The central bank has kept borrowing costs steady since July to prop up the naira that came under pressure after oil prices and output, Nigeria’s biggest export, crashed in mid-2014, leading to dollar shortages and pushing the inflation rate to the highest level in more than 11 years. The decline in the crude production crippled West Africa’s largest economy, which shrank 1.6 percent in 2016, the first full-year contraction in a quarter of a century.

The naira has stabilized at about 380 per dollar for portfolio investors and on the black market, while the interbank rate is about 315. While the regulator removed a 197-199 naira per dollar peg in June, it continued intervening with sales of the greenback and blocked importers of certain products from accessing foreign currency on the official market.

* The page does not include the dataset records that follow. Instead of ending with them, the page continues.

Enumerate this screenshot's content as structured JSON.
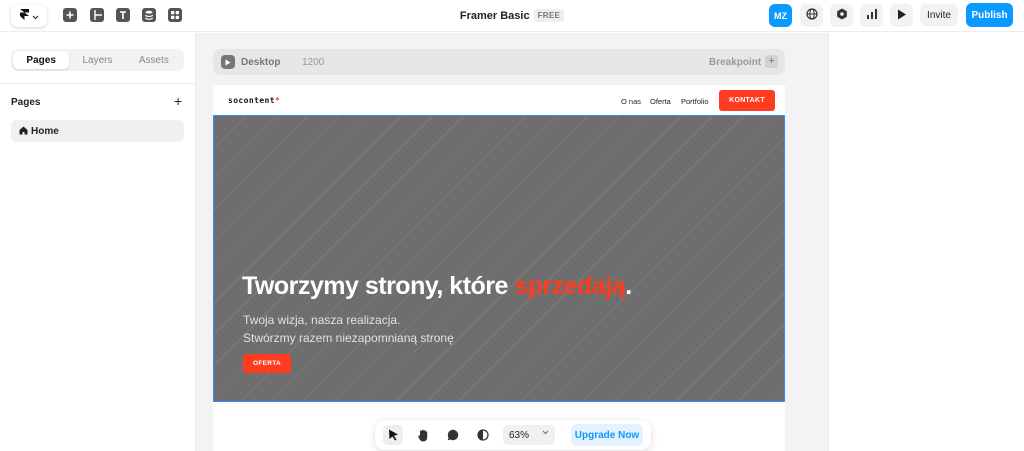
{
  "app": {
    "title": "Framer Basic",
    "plan_badge": "FREE",
    "accent_color": "#0a99ff"
  },
  "topbar": {
    "logo_icon": "framer-logo-icon",
    "tools": [
      "add-icon",
      "layout-icon",
      "text-icon",
      "cms-icon",
      "components-icon"
    ],
    "avatar_initials": "MZ",
    "right_icons": [
      "globe-icon",
      "settings-icon",
      "analytics-icon",
      "preview-play-icon"
    ],
    "invite_label": "Invite",
    "publish_label": "Publish"
  },
  "sidebar": {
    "tabs": [
      {
        "label": "Pages",
        "active": true
      },
      {
        "label": "Layers",
        "active": false
      },
      {
        "label": "Assets",
        "active": false
      }
    ],
    "section_title": "Pages",
    "add_label": "+",
    "pages": [
      {
        "label": "Home",
        "icon": "home-icon",
        "selected": true
      }
    ]
  },
  "canvas": {
    "breakpoint_bar": {
      "name": "Desktop",
      "width": "1200",
      "breakpoint_label": "Breakpoint",
      "add_label": "+"
    },
    "site": {
      "logo_text": "socontent",
      "logo_dot": "*",
      "nav_links": [
        "O nas",
        "Oferta",
        "Portfolio"
      ],
      "cta_label": "KONTAKT",
      "hero": {
        "title_main": "Tworzymy strony, które ",
        "title_accent": "sprzedają",
        "title_end": ".",
        "subtitle_line1": "Twoja wizja, nasza realizacja.",
        "subtitle_line2": "Stwórzmy razem niezapomnianą stronę",
        "button_label": "OFERTA"
      },
      "accent_color": "#ff3c1f"
    }
  },
  "bottom_toolbar": {
    "tools": [
      "cursor-icon",
      "hand-icon",
      "comment-icon",
      "dark-mode-icon"
    ],
    "zoom_value": "63%",
    "upgrade_label": "Upgrade Now"
  }
}
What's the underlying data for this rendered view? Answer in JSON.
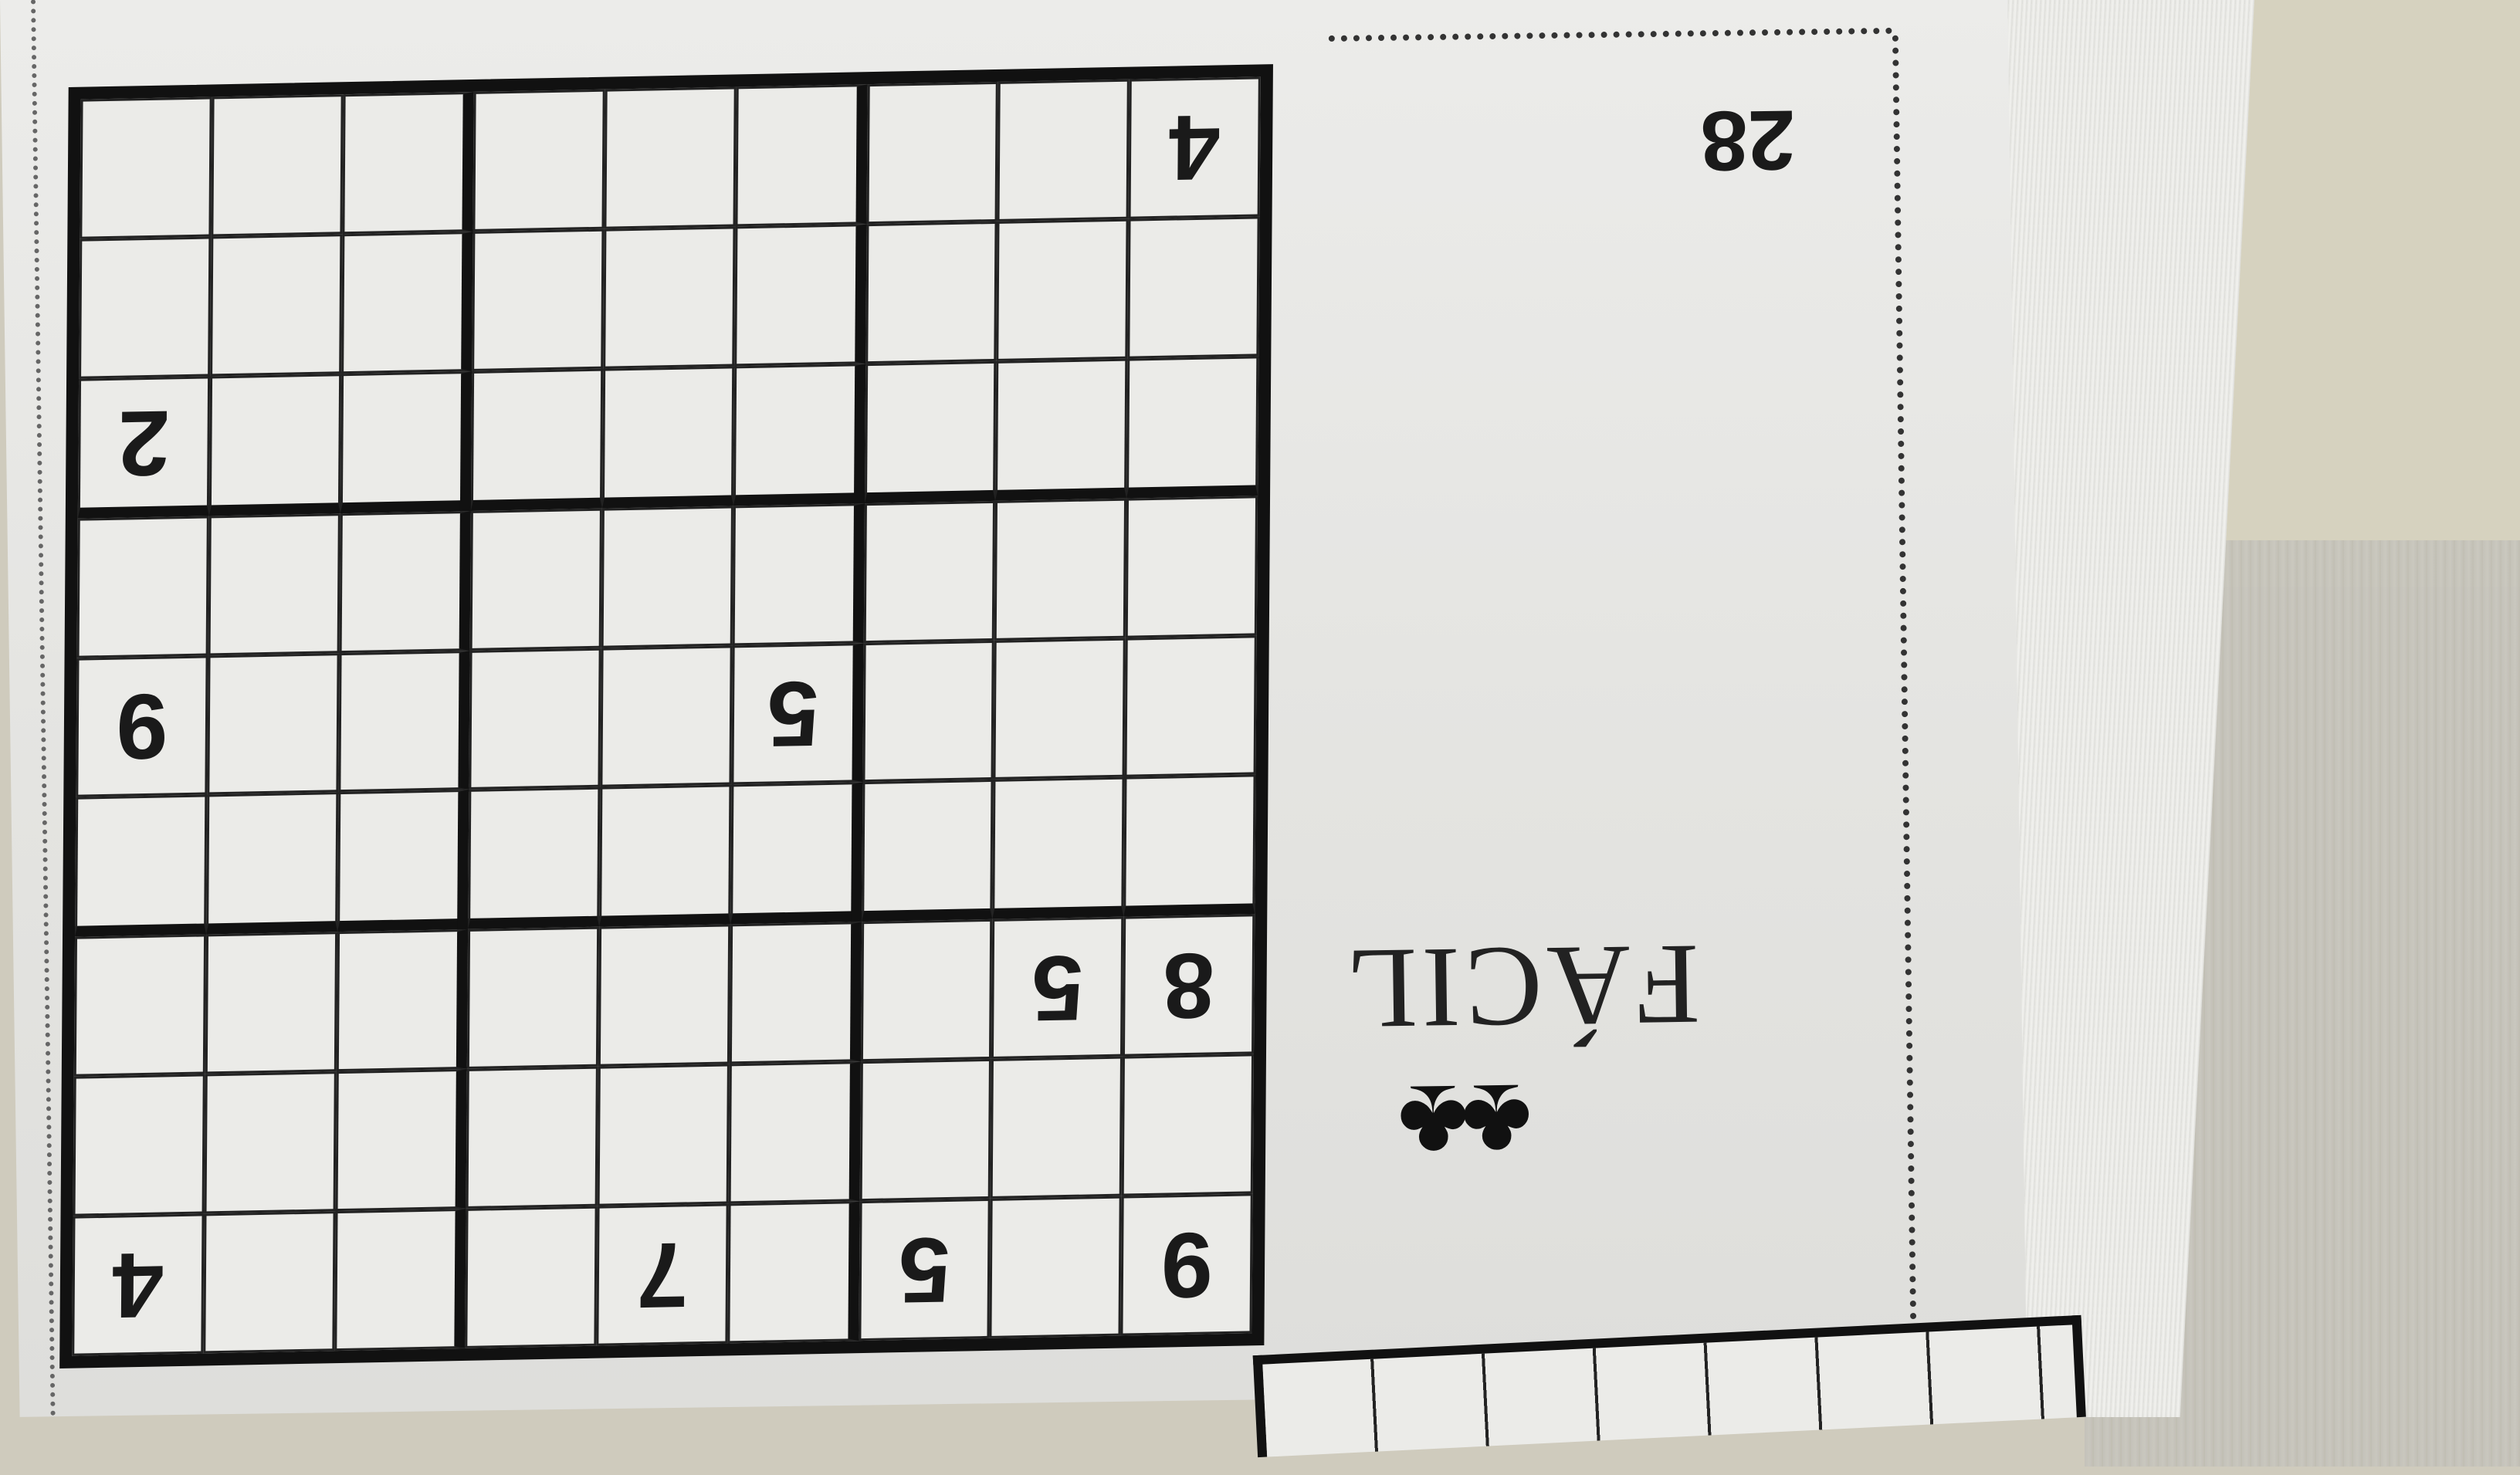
{
  "page": {
    "number": "28",
    "difficulty": "FÁCIL",
    "difficulty_symbol": "♣♣"
  },
  "sudoku": {
    "rows": [
      [
        "9",
        "",
        "5",
        "",
        "7",
        "",
        "",
        "",
        "4"
      ],
      [
        "",
        "",
        "",
        "",
        "",
        "",
        "",
        "",
        ""
      ],
      [
        "8",
        "5",
        "",
        "",
        "",
        "",
        "",
        "",
        ""
      ],
      [
        "",
        "",
        "",
        "",
        "",
        "",
        "",
        "",
        ""
      ],
      [
        "",
        "",
        "",
        "5",
        "",
        "",
        "",
        "",
        "9"
      ],
      [
        "",
        "",
        "",
        "",
        "",
        "",
        "",
        "",
        ""
      ],
      [
        "",
        "",
        "",
        "",
        "",
        "",
        "",
        "",
        "2"
      ],
      [
        "",
        "",
        "",
        "",
        "",
        "",
        "",
        "",
        ""
      ],
      [
        "4",
        "",
        "",
        "",
        "",
        "",
        "",
        "",
        ""
      ]
    ]
  }
}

The central bank “will not determine” the level at which it wants the naira’s various exchange rates to converge, Emefiele said. “We would prefer a convergence that goes significantly southward rather than northward.”

Falling Reserves

Nigeria’s foreign-exchange reserves have declined by 1 percent since reaching an almost two-year high of $31 billion on May 4. The central bank has sold more than $4 billion foreign currency since late February through the spot and forward markets. Dwindling oil revenues has put the regulator under pressure to shore up its reserves, Emefiele said.

“The CBN’s step-up in its foreign-exchange interventions has had some positive results,” Lagos-based FBN Quest said in an emailed note before the rates decision. “We question how far the CBN can expand its interventions without the depletion of reserves.”

While foreign-currency liquidity has improved after the central bank introduced the window for portfolio investors, dollar shortages persist. The weakening of the naira kept inflation above the government’s target of 6 percent to 9 percent even as the rate fell for three consecutive months to 17.2 percent in April.

The MPC’s decision was in line with the forecasts of all but one of 22 economists in a Bloomberg survey. One predicted a 100 basis-point cut.

Gross domestic product contracted 0.5 percent in the first quarter from a year earlier, after shrinking a revised 1.7 percent in the three months through December, according to data released by the National Bureau of Statistics earlier on Tuesday.

A reduction in the monetary policy rate “will not help the economy because it will jeopardize stability,” Sewa Wusu, head of research and investment advisory at SCM Capital Ltd. in Lagos, said by phone. “It will reduce portfolio inflows which will impede growth.”

The International Monetary Fund forecasts Nigeria’s economy will expand 0.8 percent this year as the oil industry recovers.